Evidence for a salt bridge between transmembrane segments 5 and 6 of the yeast plasma-membrane H+-ATPase.

The plasma-membrane H+-ATPase of Saccharomyces cerevisiae, which belongs to the P2 subgroup of cation-transporting ATPases, is encoded by the PMA1 gene and functions physiologically to pump protons out of the cell. This study has focused on hydrophobic transmembrane segments M5 and M6 of the H+-ATPase. In particular, a conserved aspartate residue near the middle of M6 has been found to play a critical role in the structure and biogenesis of the ATPase. Site-directed mutants in which Asp-730 was replaced by an uncharged residue (Asn or Val) were abnormally sensitive to trypsin, consistent with the idea that the proteins were poorly folded, and immunofluorescence confocal microscopy showed them to be arrested in the endoplasmic reticulum.

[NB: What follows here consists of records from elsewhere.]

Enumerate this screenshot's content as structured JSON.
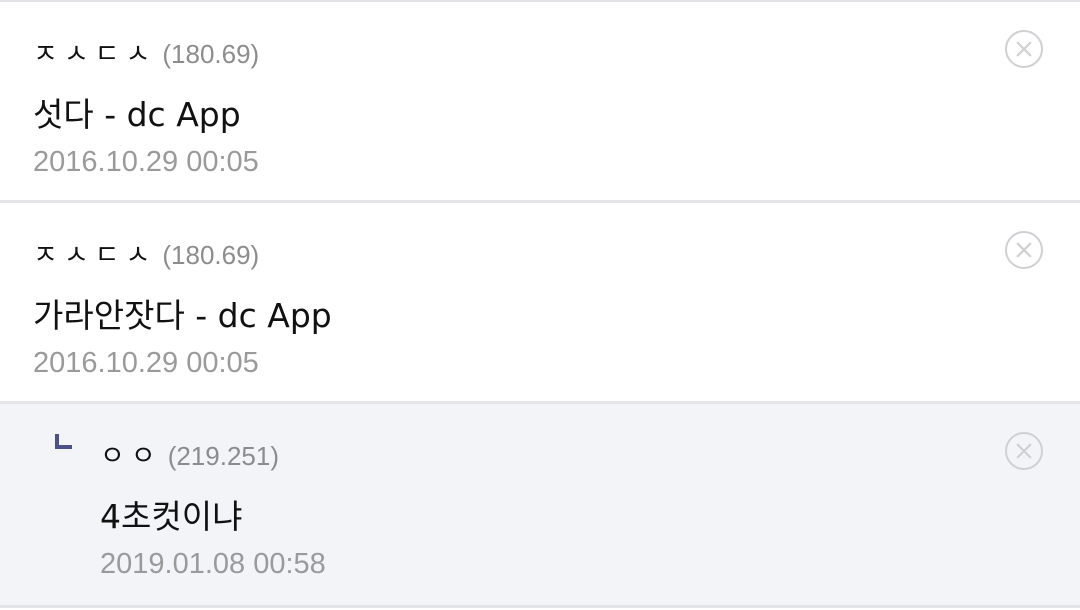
{
  "comments": [
    {
      "nickname": "ㅈㅅㄷㅅ",
      "ip": "(180.69)",
      "text": "섯다 - dc App",
      "date": "2016.10.29 00:05",
      "is_reply": false
    },
    {
      "nickname": "ㅈㅅㄷㅅ",
      "ip": "(180.69)",
      "text": "가라안잣다 - dc App",
      "date": "2016.10.29 00:05",
      "is_reply": false
    },
    {
      "nickname": "ㅇㅇ",
      "ip": "(219.251)",
      "text": "4초컷이냐",
      "date": "2019.01.08 00:58",
      "is_reply": true
    }
  ],
  "icons": {
    "delete": "close-circle-icon",
    "reply": "reply-arrow-icon"
  },
  "colors": {
    "reply_background": "#f3f4f8",
    "reply_mark": "#4a5289",
    "ip_text": "#8c8c8c",
    "date_text": "#9a9a9a"
  }
}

Similar defects are known to occur when either Arg-695 or His-701 in M5 is replaced by a neutral residue (Dutra, M. B., Ambesi, A., and Slayman, C. W. (1998) J. Biol. Chem. 273, 17411-17417). To search for possible charge-charge interactions between Asp-730 and Arg-695 or His-701, double mutants were constructed in which positively and negatively charged residues were swapped or eliminated. Strikingly, two of the double mutants (R695D/D730R and R695A/D730A) regained the capacity for normal biogenesis and displayed near-normal rates of ATP hydrolysis and ATP-dependent H+ pumping. These results demonstrate that neither Arg-695 nor Asp-730 is required for enzymatic activity or proton transport, but suggest that there is a salt bridge between the two residues, linking M5 and M6 of the 100-kDa polypeptide.